Perché se non fosse stato per lui, in quanti avrebbero toccato Caino (Gen 4:15)? Perché ha fatto dell’Agape uno strumento di lotta politica, contrapponendola alle pallottole degli anni di piombo. Perché anche in queste ore, sta lottando per il diritto alla conoscenza: quella conoscenza che determina l’autenticità della scelta, perché non posso scegliere se non so cosa sto scegliendo.
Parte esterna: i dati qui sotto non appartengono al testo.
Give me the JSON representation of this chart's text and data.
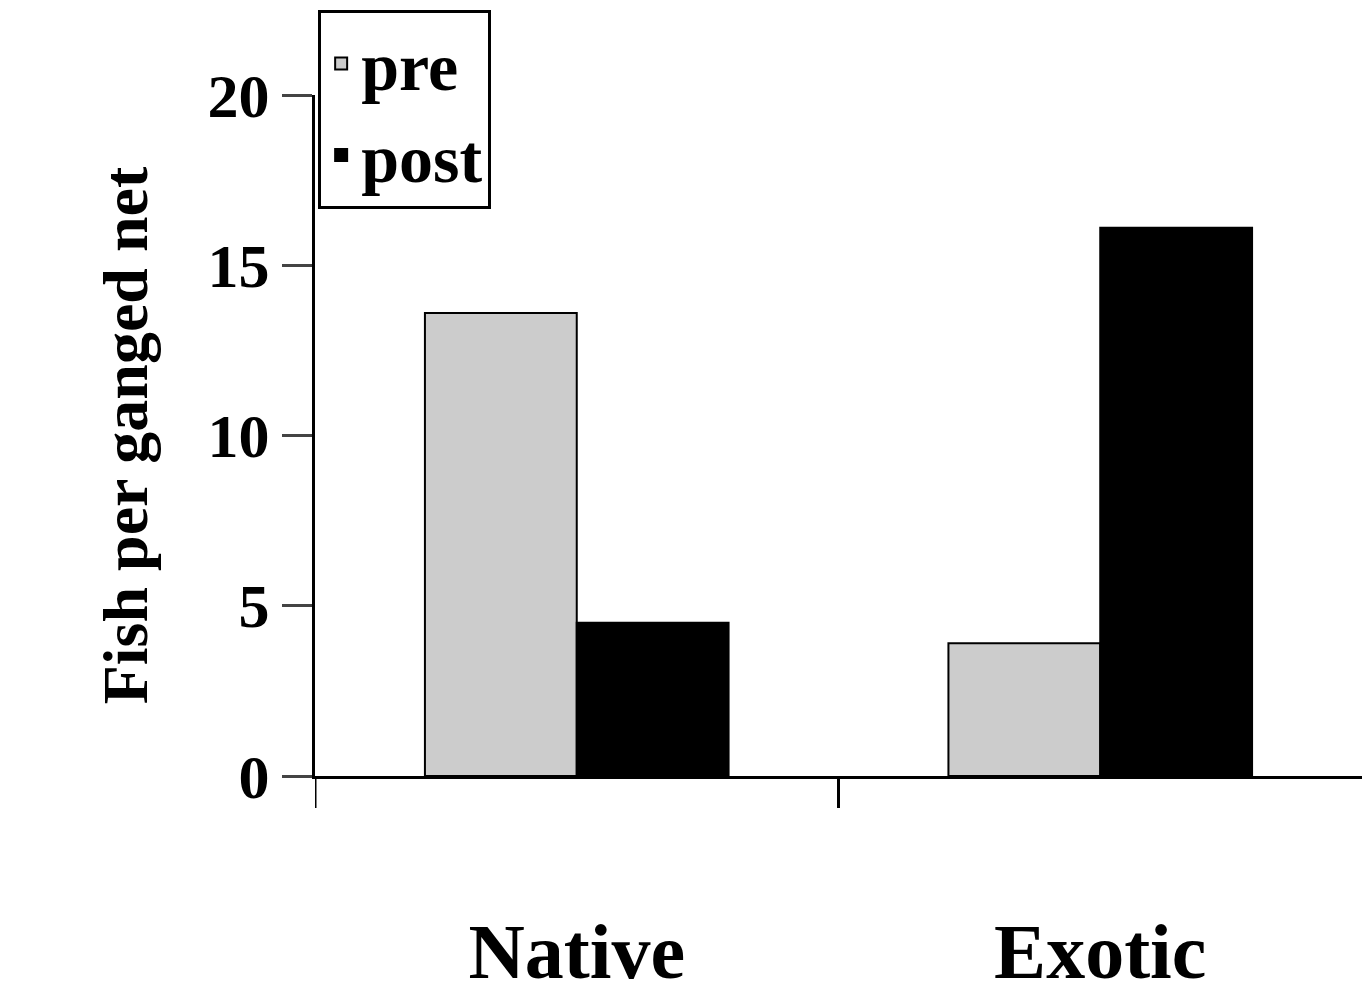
{
  "chart_data": {
    "type": "bar",
    "ylabel": "Fish per ganged net",
    "categories": [
      "Native",
      "Exotic"
    ],
    "series": [
      {
        "name": "pre",
        "color": "#cccccc",
        "values": [
          13.6,
          3.9
        ]
      },
      {
        "name": "post",
        "color": "#000000",
        "values": [
          4.5,
          16.1
        ]
      }
    ],
    "ylim": [
      0,
      20
    ],
    "yticks": [
      0,
      5,
      10,
      15,
      20
    ],
    "legend": "top left"
  }
}
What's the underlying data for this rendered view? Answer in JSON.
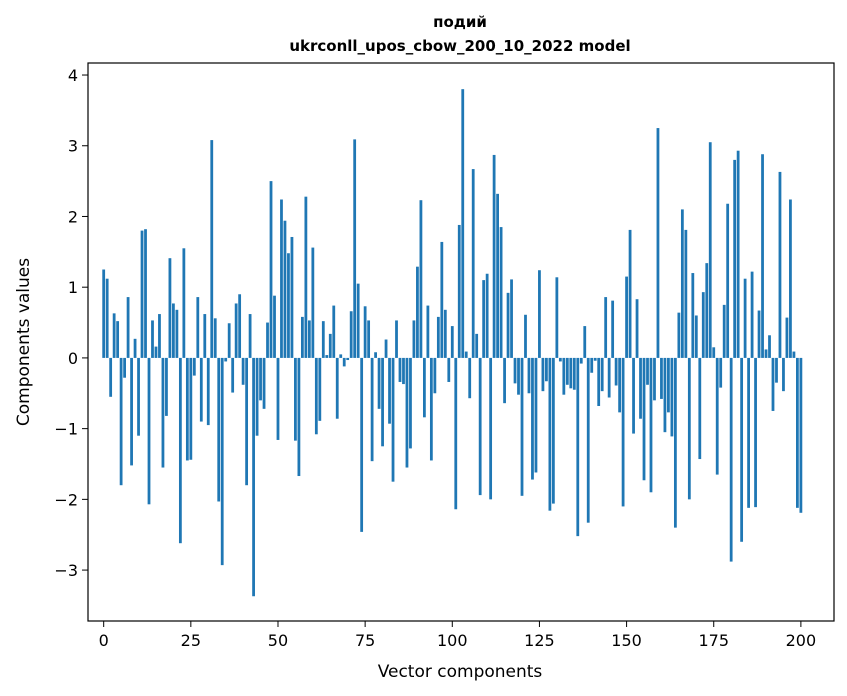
{
  "chart_data": {
    "type": "bar",
    "title_line1": "подий",
    "title_line2": "ukrconll_upos_cbow_200_10_2022 model",
    "xlabel": "Vector components",
    "ylabel": "Components values",
    "xlim": [
      -4.5,
      209.5
    ],
    "ylim": [
      -3.72,
      4.17
    ],
    "xticks": [
      0,
      25,
      50,
      75,
      100,
      125,
      150,
      175,
      200
    ],
    "yticks": [
      -3,
      -2,
      -1,
      0,
      1,
      2,
      3,
      4
    ],
    "ytick_labels": [
      "−3",
      "−2",
      "−1",
      "0",
      "1",
      "2",
      "3",
      "4"
    ],
    "bar_color": "#1f77b4",
    "grid": false,
    "values": [
      1.25,
      1.12,
      -0.55,
      0.63,
      0.52,
      -1.8,
      -0.28,
      0.86,
      -1.52,
      0.27,
      -1.1,
      1.8,
      1.82,
      -2.07,
      0.53,
      0.16,
      0.62,
      -1.55,
      -0.82,
      1.41,
      0.77,
      0.68,
      -2.62,
      1.55,
      -1.45,
      -1.44,
      -0.25,
      0.86,
      -0.9,
      0.62,
      -0.95,
      3.08,
      0.56,
      -2.03,
      -2.93,
      -0.05,
      0.49,
      -0.49,
      0.77,
      0.9,
      -0.38,
      -1.8,
      0.62,
      -3.37,
      -1.1,
      -0.6,
      -0.72,
      0.5,
      2.5,
      0.88,
      -1.16,
      2.24,
      1.94,
      1.48,
      1.71,
      -1.17,
      -1.67,
      0.58,
      2.28,
      0.53,
      1.56,
      -1.08,
      -0.89,
      0.52,
      0.04,
      0.34,
      0.74,
      -0.86,
      0.05,
      -0.12,
      -0.03,
      0.66,
      3.09,
      1.05,
      -2.46,
      0.73,
      0.53,
      -1.46,
      0.08,
      -0.72,
      -1.25,
      0.26,
      -0.93,
      -1.75,
      0.53,
      -0.34,
      -0.37,
      -1.55,
      -1.28,
      0.53,
      1.29,
      2.23,
      -0.84,
      0.74,
      -1.45,
      -0.5,
      0.58,
      1.64,
      0.68,
      -0.34,
      0.45,
      -2.14,
      1.88,
      3.8,
      0.09,
      -0.57,
      2.67,
      0.34,
      -1.94,
      1.1,
      1.19,
      -2.0,
      2.87,
      2.32,
      1.85,
      -0.64,
      0.92,
      1.11,
      -0.36,
      -0.52,
      -1.95,
      0.61,
      -0.5,
      -1.72,
      -1.62,
      1.24,
      -0.47,
      -0.33,
      -2.16,
      -2.06,
      1.14,
      -0.05,
      -0.52,
      -0.38,
      -0.43,
      -0.45,
      -2.52,
      -0.08,
      0.45,
      -2.33,
      -0.21,
      -0.04,
      -0.68,
      -0.47,
      0.86,
      -0.56,
      0.81,
      -0.39,
      -0.77,
      -2.1,
      1.15,
      1.81,
      -1.07,
      0.83,
      -0.86,
      -1.73,
      -0.38,
      -1.9,
      -0.6,
      3.25,
      -0.58,
      -1.05,
      -0.77,
      -1.11,
      -2.4,
      0.64,
      2.1,
      1.81,
      -2.0,
      1.2,
      0.6,
      -1.43,
      0.93,
      1.34,
      3.05,
      0.15,
      -1.65,
      -0.42,
      0.75,
      2.18,
      -2.88,
      2.8,
      2.93,
      -2.6,
      1.12,
      -2.12,
      1.22,
      -2.11,
      0.67,
      2.88,
      0.12,
      0.32,
      -0.75,
      -0.35,
      2.63,
      -0.47,
      0.57,
      2.24,
      0.09,
      -2.12,
      -2.19
    ]
  }
}
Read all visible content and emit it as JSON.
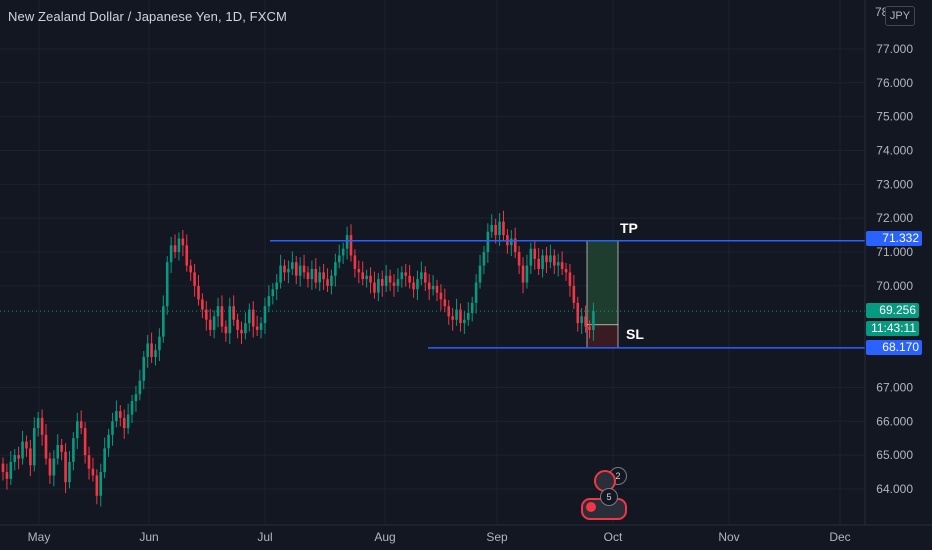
{
  "header": {
    "title": "New Zealand Dollar / Japanese Yen, 1D, FXCM",
    "currency_button": "JPY",
    "axis_top_partial": "78"
  },
  "price_axis": {
    "ticks": [
      "77.000",
      "76.000",
      "75.000",
      "74.000",
      "73.000",
      "72.000",
      "71.000",
      "70.000",
      "67.000",
      "66.000",
      "65.000",
      "64.000"
    ]
  },
  "time_axis": {
    "labels": [
      "May",
      "Jun",
      "Jul",
      "Aug",
      "Sep",
      "Oct",
      "Nov",
      "Dec"
    ]
  },
  "markers": {
    "tp_price": "71.332",
    "last_price": "69.256",
    "countdown": "11:43:11",
    "sl_price": "68.170",
    "tp_label": "TP",
    "sl_label": "SL"
  },
  "events": {
    "badge_upper": "2",
    "badge_lower": "5"
  },
  "colors": {
    "background": "#131722",
    "up": "#089981",
    "down": "#f23645",
    "line_blue": "#2962ff",
    "axis_text": "#b2b5be",
    "tp_zone": "#1e3d2e",
    "sl_zone": "#3a1b22"
  },
  "chart_data": {
    "type": "candlestick",
    "title": "New Zealand Dollar / Japanese Yen, 1D, FXCM",
    "y_unit": "JPY",
    "ylim": [
      62.9,
      78.0
    ],
    "x_labels": [
      "May",
      "Jun",
      "Jul",
      "Aug",
      "Sep",
      "Oct",
      "Nov",
      "Dec"
    ],
    "horizontal_levels": [
      {
        "label": "TP",
        "price": 71.332
      },
      {
        "label": "SL",
        "price": 68.17
      },
      {
        "label": "last",
        "price": 69.256
      }
    ],
    "closes": [
      64.5,
      64.3,
      64.8,
      65.0,
      64.9,
      65.4,
      65.2,
      64.7,
      65.8,
      66.1,
      65.6,
      64.9,
      64.4,
      64.9,
      65.3,
      65.1,
      64.2,
      64.8,
      65.5,
      66.0,
      65.8,
      65.0,
      64.6,
      64.4,
      63.8,
      64.5,
      65.2,
      65.6,
      66.0,
      66.3,
      66.1,
      65.8,
      66.2,
      66.6,
      66.8,
      67.2,
      67.9,
      68.3,
      67.9,
      68.1,
      68.5,
      69.4,
      70.7,
      71.2,
      71.0,
      71.4,
      71.2,
      70.6,
      70.4,
      70.0,
      69.6,
      69.3,
      69.0,
      68.7,
      69.1,
      69.4,
      68.8,
      68.6,
      69.4,
      69.0,
      68.7,
      68.6,
      68.9,
      69.3,
      68.8,
      68.7,
      68.9,
      69.4,
      69.7,
      69.9,
      70.1,
      70.6,
      70.4,
      70.5,
      70.7,
      70.3,
      70.6,
      70.4,
      70.2,
      70.5,
      70.1,
      70.4,
      70.2,
      70.0,
      70.3,
      70.7,
      70.9,
      71.1,
      71.5,
      70.9,
      70.5,
      70.4,
      70.2,
      70.3,
      70.1,
      69.8,
      70.2,
      70.0,
      70.3,
      70.1,
      70.0,
      70.2,
      70.4,
      70.3,
      70.1,
      69.9,
      70.2,
      70.4,
      70.1,
      69.9,
      70.0,
      69.8,
      69.6,
      69.4,
      69.1,
      69.0,
      69.3,
      68.9,
      69.0,
      69.2,
      69.5,
      70.1,
      70.6,
      71.0,
      71.6,
      71.8,
      71.5,
      71.9,
      71.5,
      71.2,
      71.4,
      71.0,
      70.6,
      70.1,
      70.6,
      71.1,
      70.8,
      70.5,
      70.9,
      70.7,
      70.9,
      70.6,
      70.7,
      70.5,
      70.4,
      70.0,
      69.5,
      68.9,
      69.1,
      68.8,
      68.7,
      69.256
    ]
  }
}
Mentre Pannella, quindi, è impegnato ad andare perfino oltre la scelta, ripartendo dal frutto sul ramo (Gen 2:9), altri radicali, com’è tradizione, si dedicano con gli atti a quella rilevanza simbolica della Bibbia tanto cara a Paul Tillich.

Rita Bernardini, dal Venerdì santo al lunedì dell’Angelo, insieme ai compagni di “Amnistia, Giustizia e Libertà Abruzzi” visita tutte le carceri della regione in cui è candidata garante dei detenuti: una caratteristica che lascia a bocca aperta di Marco Pannella è proprio la capacità di mettere in relazione le Scritture con la quotidianità.
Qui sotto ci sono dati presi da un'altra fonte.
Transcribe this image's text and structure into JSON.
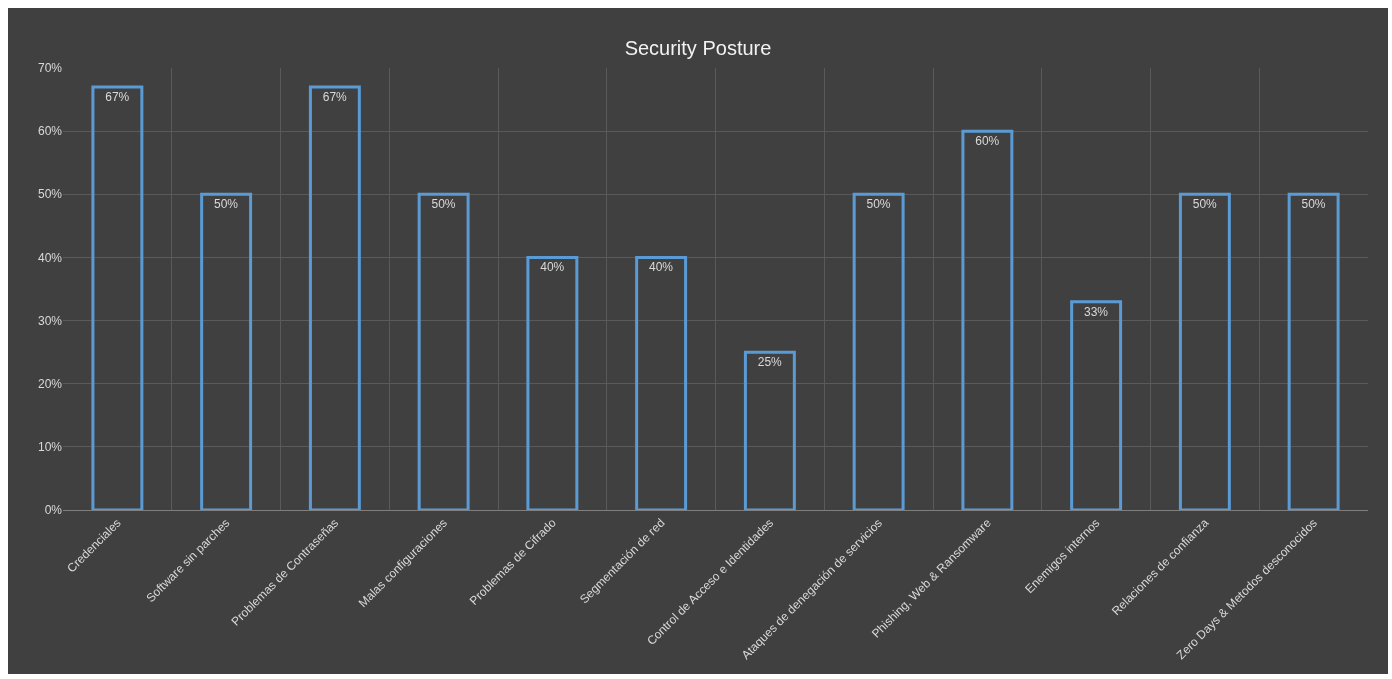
{
  "chart_data": {
    "type": "bar",
    "title": "Security Posture",
    "categories": [
      "Credenciales",
      "Software sin parches",
      "Problemas de Contraseñas",
      "Malas configuraciones",
      "Problemas de Cifrado",
      "Segmentación de red",
      "Control de Acceso e Identidades",
      "Ataques de denegación de servicios",
      "Phishing, Web & Ransomware",
      "Enemigos internos",
      "Relaciones de confianza",
      "Zero Days & Metodos desconocidos"
    ],
    "values": [
      67,
      50,
      67,
      50,
      40,
      40,
      25,
      50,
      60,
      33,
      50,
      50
    ],
    "value_labels": [
      "67%",
      "50%",
      "67%",
      "50%",
      "40%",
      "40%",
      "25%",
      "50%",
      "60%",
      "33%",
      "50%",
      "50%"
    ],
    "color": "#5b9bd5",
    "ylim": [
      0,
      70
    ],
    "yticks": [
      {
        "value": 0,
        "label": "0%"
      },
      {
        "value": 10,
        "label": "10%"
      },
      {
        "value": 20,
        "label": "20%"
      },
      {
        "value": 30,
        "label": "30%"
      },
      {
        "value": 40,
        "label": "40%"
      },
      {
        "value": 50,
        "label": "50%"
      },
      {
        "value": 60,
        "label": "60%"
      },
      {
        "value": 70,
        "label": "70%"
      }
    ],
    "grid": true
  }
}
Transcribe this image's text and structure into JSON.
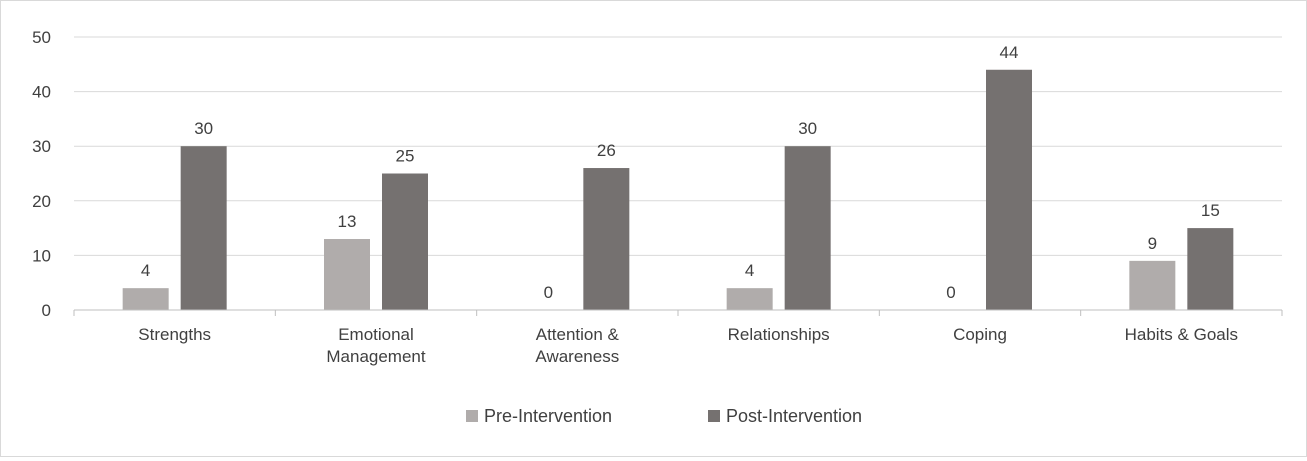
{
  "chart_data": {
    "type": "bar",
    "categories": [
      [
        "Strengths"
      ],
      [
        "Emotional",
        "Management"
      ],
      [
        "Attention &",
        "Awareness"
      ],
      [
        "Relationships"
      ],
      [
        "Coping"
      ],
      [
        "Habits & Goals"
      ]
    ],
    "series": [
      {
        "name": "Pre-Intervention",
        "values": [
          4,
          13,
          0,
          4,
          0,
          9
        ],
        "color": "#b0acab"
      },
      {
        "name": "Post-Intervention",
        "values": [
          30,
          25,
          26,
          30,
          44,
          15
        ],
        "color": "#757170"
      }
    ],
    "ylim": [
      0,
      50
    ],
    "yticks": [
      0,
      10,
      20,
      30,
      40,
      50
    ],
    "grid": true,
    "legend": "bottom"
  }
}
Il valore dell’insistenza dei radicali sulla banalità del male non si può comprendere leggendo unicamente Hannah Arendt, se non si comprende prima dove quest’ultima nasce. Il mondo pettegolo continua a ficcare il naso nella sua relazione con Martin Heidegger, ma nessuno ricorda mai che la Arendt non diede la tesi con lui, bensì con Karl Jaspers. Il concetto di banalità del male è impossibile da comprendere nella sua intera rilevanza se si cercano chiavi di lettura della Arendt unicamente in Heidegger: l’aspetto più spigoloso del pensiero di lei non deriva da lui, ma da Jaspers.

Ma tutto questo non è niente se si pensa al contributo che Pannella ha dato al concetto di spes contra spem. Nella Lettera ai Romani (4:18), il motto si riferisce ad Abramo e viene tradotto generalmente come “colui che sperò contro ogni speranza”. È celebre l’interpretazione di Søren Kierkegaard, per il quale Abramo rappresenta lo stadio religioso, in quanto è il singolo che esce dall’eticità per entrare in rapporto assoluto con l’Assoluto.
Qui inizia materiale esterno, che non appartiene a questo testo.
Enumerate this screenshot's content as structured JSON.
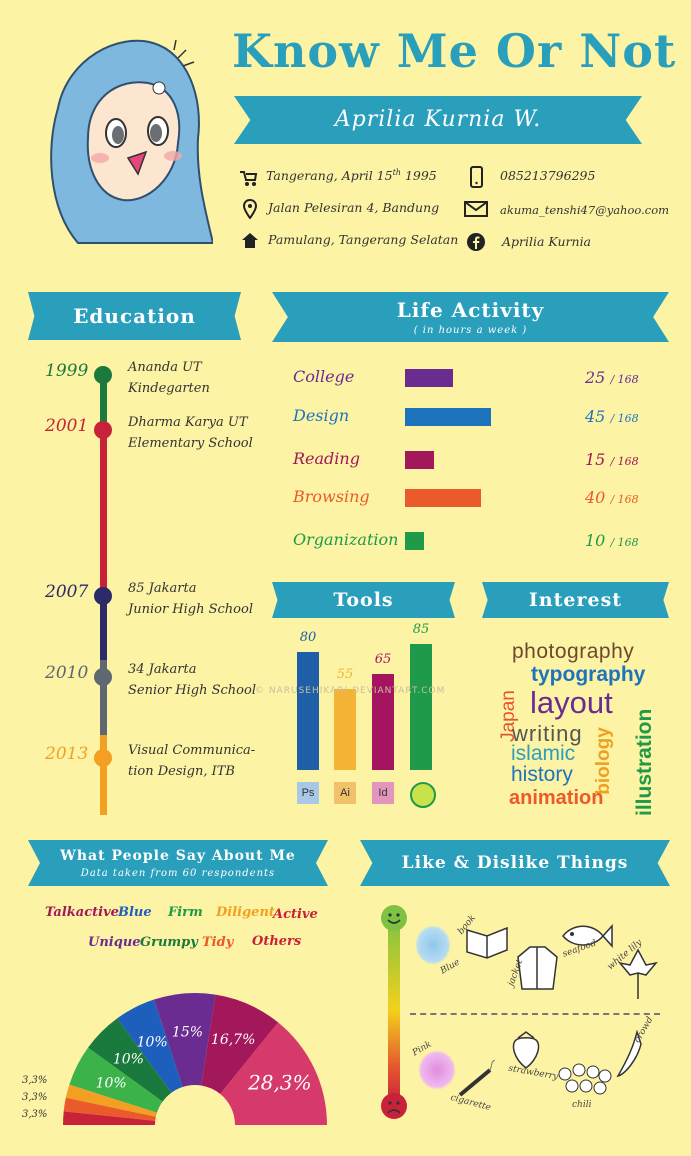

Se Kierkegaard esalta la drammaticità insita nel concetto, Pannella esalta invece la luminosità. Infatti ponendo la speranza stessa in relazione con l’Assoluto, a Pannella interessa liberare l’individuo non tanto dall’eticità quanto dalla contingenza. Un esempio è proprio in relazione all’amnistia: se i detenuti diventano vittime della “strage carceraria”, come lui stesso l’ha definita più volte, in un Paese che viola sistematicamente lo Stato di diritto ed è peraltro invaso da un forcaiolismo crescente, che speranza ho io di ottenere un provvedimento di clemenza? Nessuna.

Ma questo avviene perché sto ponendo la speranza in rapporto col finito. Se anziché rivolgere la mia speranza al particolare la rivolgo all’universale, la speranza è libera dal contingente che la rinchiudeva nel finito, non è più cioè una speranza che esiste in relazione a una determinata contingenza, ma una speranza che è in relazione al concetto assoluto di speranza: anziché avere speranza, devo essere speranza, sperare universalmente per liberare il particolare dalla sofferenza, sperare infinitamente per guarire il finito.

Posso io sperare in Dio senza sperare nell’Assoluto? Posso io sperare in Dio senza sperare nell’Essere? Posso io sperare in Dio senza essere, a mia volta, speranza? Oppure devo limitarmi ad averla in relazione alla contingenza? Non sarebbe una forma ottusa d’idolatria limitarmi a sperare che qualcosa accada, e che Dio me la conceda? Non devo piuttosto io stesso essere speranza in modo assoluto, indipendentemente dalla contingenza e dalla limitatezza della mia condizione esistenziale?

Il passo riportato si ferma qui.